Although FICO 08 is geared toward helping creditors primarily, there are some definite improvements for consumers as well, including:
Authorized Users information still considered. Fair Isaac initially said FICO 08 would no longer consider “authorized users” in their formula, a practice commonly known as “piggybacking”. After a rather large consumer outcry and potential credit fairness issues, Fair Isaac backed off and decided some authorized-user information would be included.

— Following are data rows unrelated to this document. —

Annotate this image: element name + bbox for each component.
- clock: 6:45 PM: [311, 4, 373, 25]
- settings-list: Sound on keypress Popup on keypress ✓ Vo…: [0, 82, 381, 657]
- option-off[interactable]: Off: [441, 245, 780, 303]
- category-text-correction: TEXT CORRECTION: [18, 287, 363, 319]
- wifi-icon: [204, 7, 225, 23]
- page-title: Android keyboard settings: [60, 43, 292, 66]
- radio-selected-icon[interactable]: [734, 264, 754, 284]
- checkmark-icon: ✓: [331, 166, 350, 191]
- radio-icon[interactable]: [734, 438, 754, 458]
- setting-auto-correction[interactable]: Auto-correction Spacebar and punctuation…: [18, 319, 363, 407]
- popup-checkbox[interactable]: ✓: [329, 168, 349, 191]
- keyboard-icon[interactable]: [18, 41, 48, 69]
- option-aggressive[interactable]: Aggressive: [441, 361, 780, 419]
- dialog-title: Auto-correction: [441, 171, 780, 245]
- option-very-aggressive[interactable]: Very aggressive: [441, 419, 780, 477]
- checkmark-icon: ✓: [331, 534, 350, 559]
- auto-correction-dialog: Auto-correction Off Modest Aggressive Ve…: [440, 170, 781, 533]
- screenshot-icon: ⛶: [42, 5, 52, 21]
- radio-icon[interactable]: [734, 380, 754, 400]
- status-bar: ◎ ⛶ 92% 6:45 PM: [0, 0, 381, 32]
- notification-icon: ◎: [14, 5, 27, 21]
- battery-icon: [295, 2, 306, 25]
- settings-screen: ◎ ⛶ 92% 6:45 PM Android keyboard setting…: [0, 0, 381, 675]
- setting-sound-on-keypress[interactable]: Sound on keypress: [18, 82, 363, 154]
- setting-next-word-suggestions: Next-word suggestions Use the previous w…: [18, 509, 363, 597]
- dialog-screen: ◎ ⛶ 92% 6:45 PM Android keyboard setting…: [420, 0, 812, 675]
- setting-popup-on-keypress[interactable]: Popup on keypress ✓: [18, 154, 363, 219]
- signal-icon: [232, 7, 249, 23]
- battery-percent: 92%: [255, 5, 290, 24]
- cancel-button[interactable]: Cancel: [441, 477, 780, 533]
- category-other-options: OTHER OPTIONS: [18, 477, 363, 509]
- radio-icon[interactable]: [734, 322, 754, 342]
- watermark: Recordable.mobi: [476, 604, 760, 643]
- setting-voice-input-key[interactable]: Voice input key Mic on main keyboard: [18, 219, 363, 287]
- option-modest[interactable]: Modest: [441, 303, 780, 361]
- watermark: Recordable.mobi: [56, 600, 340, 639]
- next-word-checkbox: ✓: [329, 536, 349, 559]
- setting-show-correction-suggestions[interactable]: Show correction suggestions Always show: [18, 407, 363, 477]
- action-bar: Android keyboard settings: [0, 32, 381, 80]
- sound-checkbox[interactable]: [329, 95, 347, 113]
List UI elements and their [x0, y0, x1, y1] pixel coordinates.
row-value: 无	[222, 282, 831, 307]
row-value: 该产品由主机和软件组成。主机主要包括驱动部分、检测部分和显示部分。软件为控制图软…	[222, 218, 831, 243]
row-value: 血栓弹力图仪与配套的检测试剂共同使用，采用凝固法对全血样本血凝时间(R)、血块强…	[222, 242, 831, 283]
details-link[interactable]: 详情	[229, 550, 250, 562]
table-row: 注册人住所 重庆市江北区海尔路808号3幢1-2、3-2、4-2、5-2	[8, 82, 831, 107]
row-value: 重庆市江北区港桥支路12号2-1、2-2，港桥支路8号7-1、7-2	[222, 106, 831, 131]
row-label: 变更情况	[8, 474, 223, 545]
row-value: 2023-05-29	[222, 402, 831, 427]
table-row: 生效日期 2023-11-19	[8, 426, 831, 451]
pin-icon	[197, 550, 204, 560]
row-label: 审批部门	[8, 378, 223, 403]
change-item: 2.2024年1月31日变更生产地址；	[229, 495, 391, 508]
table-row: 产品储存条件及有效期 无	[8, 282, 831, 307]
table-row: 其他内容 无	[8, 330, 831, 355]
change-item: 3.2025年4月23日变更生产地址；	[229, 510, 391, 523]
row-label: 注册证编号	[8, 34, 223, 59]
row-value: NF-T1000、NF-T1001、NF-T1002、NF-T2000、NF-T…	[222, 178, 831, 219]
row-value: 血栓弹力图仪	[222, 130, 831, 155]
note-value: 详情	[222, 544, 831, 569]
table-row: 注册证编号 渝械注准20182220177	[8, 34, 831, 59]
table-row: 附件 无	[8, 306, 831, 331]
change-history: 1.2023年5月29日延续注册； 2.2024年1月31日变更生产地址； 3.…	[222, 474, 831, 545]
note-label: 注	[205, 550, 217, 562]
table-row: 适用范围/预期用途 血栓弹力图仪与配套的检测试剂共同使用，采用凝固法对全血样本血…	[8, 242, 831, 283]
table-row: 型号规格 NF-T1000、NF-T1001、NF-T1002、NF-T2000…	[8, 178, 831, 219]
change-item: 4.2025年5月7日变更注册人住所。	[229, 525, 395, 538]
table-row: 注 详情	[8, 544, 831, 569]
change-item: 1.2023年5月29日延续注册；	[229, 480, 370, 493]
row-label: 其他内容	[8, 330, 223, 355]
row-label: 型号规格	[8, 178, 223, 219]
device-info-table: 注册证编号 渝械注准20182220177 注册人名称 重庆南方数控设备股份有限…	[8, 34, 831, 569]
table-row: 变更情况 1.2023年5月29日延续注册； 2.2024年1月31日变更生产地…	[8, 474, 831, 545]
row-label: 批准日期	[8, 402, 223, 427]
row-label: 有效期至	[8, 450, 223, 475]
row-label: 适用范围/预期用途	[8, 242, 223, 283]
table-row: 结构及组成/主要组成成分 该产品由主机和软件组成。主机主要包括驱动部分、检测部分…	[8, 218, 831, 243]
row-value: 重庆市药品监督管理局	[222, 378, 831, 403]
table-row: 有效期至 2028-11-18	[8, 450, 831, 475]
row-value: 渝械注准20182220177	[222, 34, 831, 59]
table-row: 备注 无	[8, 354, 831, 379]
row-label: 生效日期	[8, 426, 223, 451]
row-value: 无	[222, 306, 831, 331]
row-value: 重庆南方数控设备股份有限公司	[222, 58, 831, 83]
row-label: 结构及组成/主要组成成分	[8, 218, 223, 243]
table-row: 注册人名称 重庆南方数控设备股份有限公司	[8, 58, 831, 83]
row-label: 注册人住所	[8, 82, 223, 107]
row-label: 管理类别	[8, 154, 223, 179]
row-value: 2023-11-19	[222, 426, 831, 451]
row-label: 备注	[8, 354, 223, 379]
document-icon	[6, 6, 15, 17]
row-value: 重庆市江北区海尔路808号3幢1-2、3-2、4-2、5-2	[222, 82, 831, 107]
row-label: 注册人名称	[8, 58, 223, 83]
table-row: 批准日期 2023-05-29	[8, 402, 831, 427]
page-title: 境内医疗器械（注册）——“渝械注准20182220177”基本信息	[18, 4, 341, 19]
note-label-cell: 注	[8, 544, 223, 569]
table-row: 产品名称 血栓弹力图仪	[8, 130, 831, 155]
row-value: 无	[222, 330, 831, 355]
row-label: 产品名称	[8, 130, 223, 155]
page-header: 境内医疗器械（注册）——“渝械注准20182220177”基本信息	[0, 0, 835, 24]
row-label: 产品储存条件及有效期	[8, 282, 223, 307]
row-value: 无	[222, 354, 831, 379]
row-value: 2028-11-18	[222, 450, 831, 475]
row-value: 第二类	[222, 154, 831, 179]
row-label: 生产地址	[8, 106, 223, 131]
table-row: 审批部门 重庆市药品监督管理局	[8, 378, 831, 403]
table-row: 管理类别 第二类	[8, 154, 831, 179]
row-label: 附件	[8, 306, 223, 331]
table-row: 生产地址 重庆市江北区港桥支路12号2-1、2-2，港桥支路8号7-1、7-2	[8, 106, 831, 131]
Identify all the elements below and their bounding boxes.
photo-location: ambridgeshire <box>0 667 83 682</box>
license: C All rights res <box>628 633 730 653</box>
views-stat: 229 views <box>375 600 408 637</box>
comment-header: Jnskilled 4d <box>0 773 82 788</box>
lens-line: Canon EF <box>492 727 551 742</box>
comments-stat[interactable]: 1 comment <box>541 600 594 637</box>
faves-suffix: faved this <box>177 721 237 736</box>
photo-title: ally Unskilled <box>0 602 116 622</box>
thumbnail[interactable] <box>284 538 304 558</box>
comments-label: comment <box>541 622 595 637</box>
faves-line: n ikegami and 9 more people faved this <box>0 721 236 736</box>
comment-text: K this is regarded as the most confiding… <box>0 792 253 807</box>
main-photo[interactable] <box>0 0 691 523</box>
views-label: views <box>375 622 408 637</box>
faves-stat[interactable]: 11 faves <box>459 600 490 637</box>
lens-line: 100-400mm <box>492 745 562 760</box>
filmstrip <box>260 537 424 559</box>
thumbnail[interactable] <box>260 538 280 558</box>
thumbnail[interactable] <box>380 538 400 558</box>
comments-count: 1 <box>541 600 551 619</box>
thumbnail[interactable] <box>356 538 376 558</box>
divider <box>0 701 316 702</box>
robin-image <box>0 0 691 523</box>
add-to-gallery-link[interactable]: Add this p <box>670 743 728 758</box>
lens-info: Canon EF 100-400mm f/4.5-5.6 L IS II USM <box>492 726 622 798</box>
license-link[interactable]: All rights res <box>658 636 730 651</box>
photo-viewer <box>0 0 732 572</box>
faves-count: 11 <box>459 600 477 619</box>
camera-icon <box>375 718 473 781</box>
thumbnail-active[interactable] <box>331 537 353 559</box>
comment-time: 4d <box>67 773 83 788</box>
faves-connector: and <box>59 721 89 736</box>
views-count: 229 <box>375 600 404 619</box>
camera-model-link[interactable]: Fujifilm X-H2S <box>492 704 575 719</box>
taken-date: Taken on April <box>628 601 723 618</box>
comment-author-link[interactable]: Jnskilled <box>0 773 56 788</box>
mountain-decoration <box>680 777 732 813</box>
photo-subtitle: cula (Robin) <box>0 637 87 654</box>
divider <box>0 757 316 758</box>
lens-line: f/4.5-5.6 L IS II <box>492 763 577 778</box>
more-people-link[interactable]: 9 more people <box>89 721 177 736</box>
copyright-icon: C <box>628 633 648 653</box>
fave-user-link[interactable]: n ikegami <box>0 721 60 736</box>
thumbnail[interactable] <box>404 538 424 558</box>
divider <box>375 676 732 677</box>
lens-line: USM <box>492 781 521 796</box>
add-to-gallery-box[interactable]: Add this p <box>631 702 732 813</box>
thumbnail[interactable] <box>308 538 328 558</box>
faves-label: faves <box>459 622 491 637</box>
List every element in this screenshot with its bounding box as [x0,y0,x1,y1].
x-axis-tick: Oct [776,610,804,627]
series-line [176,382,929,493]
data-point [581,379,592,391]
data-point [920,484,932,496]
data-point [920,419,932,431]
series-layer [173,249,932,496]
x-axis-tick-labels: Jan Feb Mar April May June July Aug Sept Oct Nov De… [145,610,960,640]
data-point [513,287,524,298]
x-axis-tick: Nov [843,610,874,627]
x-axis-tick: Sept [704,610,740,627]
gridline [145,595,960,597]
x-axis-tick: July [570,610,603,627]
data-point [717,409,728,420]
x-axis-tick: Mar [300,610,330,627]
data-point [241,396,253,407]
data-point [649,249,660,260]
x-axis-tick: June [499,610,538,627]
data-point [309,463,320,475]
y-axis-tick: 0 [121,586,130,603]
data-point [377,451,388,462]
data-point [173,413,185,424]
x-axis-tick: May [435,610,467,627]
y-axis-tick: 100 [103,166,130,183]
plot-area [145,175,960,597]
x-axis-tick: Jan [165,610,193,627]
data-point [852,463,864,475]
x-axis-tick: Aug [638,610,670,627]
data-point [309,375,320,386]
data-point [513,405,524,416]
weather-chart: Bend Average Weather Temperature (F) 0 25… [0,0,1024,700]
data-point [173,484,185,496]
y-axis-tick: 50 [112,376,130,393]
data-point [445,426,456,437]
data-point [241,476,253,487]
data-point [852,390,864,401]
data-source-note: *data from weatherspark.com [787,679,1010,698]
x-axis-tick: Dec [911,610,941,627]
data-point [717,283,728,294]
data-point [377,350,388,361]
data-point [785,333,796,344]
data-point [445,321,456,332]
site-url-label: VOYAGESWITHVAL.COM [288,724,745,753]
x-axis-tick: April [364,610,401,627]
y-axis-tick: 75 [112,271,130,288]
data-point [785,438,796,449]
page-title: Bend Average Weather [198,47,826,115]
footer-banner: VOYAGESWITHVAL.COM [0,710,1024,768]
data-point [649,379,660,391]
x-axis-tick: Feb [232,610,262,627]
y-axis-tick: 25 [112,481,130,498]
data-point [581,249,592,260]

Small Collection Accounts Disregarded. Accounts with debt less than $100 (must be original amount) are ignored. This is a big plus for individuals who simply had a bad day and forgot to pay off a parking ticket or similar minor debt, but otherwise have good payment history.
Considers Single Credit Mishaps. If you only have one major negative issue on your credit report, as opposed to a string of items major and minor, the new model apparently will be more forgiving to these individuals.
Amount of Available Credit You Use Is Weighted More Heavily. The changes that are likely to “bite” you include the amount of available credit you are using. With the clamp-down in maximum credit limits that many card issuers are implementing carte-blanche to consumers, you could see your scores plunge, regardless of whether you carry a balance.
Having Fewer Open, Active Accounts Hurts Your Score More Another potential affect to consumers is that the new scoring formula responds more negatively if card users have fewer open, active accounts. Because more credit card issuers are shutting down unused and unprofitable accounts, that boosts the chances of damage to your scores.